Member-only story

Halfway up a Mountain

A memory

Chris Noonan
5 min readAug 31, 2021
Photo by Wes Hicks on Unsplash

I climbed a mountain once, only partway, high enough that the snow grew thick underfoot and the skiers whisked down the slope. It had started out as a walk from the chalet, but soon became something more.

I’d arrived the night before, a passenger on a well-lit bus unable to even glimpse what we were passing by. At the hotel, heavy snow fell around orange lamps concealing where I was and hiding any hint of what I was soon to see.

When I opened my curtains, in the morning, I was temporarily confused, unsure what I was seeing. These enormous lumps of shadow crested in white were lurking around the edges of a frozen lake, the lower reaches shrouded in pine trees before disappearing into the clouds. When I asked if that was the peak my companions laughed and said that was only the beginning.

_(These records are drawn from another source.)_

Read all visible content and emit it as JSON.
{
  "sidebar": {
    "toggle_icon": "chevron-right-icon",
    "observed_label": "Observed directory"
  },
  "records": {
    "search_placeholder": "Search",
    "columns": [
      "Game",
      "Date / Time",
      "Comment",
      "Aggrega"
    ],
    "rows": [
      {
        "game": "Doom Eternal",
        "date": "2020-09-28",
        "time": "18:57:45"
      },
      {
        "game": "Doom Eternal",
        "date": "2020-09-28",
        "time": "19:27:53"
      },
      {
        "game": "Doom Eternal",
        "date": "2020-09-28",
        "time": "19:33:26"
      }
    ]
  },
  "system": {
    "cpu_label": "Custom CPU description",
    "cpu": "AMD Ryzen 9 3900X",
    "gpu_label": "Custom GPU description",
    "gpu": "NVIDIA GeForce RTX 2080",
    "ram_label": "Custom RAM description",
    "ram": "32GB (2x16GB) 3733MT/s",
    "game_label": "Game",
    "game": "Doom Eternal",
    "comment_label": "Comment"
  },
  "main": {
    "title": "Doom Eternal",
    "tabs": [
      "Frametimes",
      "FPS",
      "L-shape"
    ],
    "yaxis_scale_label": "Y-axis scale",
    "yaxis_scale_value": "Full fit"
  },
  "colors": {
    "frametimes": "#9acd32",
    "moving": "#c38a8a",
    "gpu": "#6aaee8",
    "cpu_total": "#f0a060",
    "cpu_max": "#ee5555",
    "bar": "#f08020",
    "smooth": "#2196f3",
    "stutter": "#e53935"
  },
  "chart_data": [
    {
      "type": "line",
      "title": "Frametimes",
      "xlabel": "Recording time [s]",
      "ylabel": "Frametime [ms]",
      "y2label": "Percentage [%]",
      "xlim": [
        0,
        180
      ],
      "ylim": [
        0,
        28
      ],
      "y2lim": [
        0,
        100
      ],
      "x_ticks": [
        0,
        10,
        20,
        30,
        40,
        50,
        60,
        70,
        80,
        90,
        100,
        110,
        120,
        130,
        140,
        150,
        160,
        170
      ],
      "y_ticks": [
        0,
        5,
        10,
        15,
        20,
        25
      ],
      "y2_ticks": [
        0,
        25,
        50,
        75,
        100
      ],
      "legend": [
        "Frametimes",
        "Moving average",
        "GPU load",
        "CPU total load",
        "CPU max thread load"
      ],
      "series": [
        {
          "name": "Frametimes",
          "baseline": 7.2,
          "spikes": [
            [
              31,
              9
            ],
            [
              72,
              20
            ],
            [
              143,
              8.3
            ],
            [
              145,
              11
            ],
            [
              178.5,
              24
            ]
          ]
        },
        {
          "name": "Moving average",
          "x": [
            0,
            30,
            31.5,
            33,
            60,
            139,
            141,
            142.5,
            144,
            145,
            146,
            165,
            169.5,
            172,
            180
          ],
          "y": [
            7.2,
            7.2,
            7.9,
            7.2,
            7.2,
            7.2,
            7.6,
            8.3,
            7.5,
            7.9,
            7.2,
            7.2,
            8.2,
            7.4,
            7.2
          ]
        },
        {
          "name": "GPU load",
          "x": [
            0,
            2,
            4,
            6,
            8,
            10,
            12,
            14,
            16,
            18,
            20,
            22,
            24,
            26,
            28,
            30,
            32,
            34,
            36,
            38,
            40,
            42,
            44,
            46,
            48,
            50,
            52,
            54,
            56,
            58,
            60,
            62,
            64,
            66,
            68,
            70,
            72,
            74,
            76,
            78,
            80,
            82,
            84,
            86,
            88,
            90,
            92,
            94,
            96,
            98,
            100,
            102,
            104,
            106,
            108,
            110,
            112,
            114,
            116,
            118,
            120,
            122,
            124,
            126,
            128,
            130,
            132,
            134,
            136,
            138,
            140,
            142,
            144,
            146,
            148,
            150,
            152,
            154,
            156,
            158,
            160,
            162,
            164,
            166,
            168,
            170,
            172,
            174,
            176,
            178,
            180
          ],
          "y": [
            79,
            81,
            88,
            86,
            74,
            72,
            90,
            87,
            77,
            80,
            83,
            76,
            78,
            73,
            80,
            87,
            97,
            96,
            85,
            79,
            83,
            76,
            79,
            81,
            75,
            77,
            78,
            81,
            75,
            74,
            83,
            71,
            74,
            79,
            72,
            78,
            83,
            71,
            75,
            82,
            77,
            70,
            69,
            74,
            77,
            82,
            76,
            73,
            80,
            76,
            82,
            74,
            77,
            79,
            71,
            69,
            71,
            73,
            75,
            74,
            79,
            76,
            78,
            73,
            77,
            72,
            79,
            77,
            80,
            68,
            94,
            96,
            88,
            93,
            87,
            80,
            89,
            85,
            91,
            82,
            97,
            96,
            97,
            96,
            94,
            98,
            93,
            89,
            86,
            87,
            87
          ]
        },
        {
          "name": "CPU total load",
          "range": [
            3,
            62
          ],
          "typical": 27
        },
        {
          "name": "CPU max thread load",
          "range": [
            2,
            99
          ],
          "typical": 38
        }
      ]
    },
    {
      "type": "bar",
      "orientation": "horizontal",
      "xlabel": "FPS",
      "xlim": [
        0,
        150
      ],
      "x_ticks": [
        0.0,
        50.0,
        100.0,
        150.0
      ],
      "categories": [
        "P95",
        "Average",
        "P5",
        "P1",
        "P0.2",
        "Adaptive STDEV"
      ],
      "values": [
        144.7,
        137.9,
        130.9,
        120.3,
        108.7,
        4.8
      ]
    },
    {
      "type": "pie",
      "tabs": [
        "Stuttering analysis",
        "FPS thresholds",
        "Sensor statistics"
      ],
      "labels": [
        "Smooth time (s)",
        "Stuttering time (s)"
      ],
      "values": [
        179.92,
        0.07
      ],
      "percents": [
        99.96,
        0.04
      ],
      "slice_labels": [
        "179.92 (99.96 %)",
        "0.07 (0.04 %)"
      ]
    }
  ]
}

They weighed on me as I waved my friends off, bedecked in all their gear, ready for a day on the slopes while I stayed in the valley, content or so I thought, to explore the town and read a book or two. I went back in and sat by a window to think and plan my day. I read a book, browsed the leaflets in the foyer, drank some coffee and tried all the while to ignore the shadows as they grew. My glances became more frequent, and I soon became obsessed with what was up there that I couldn’t see.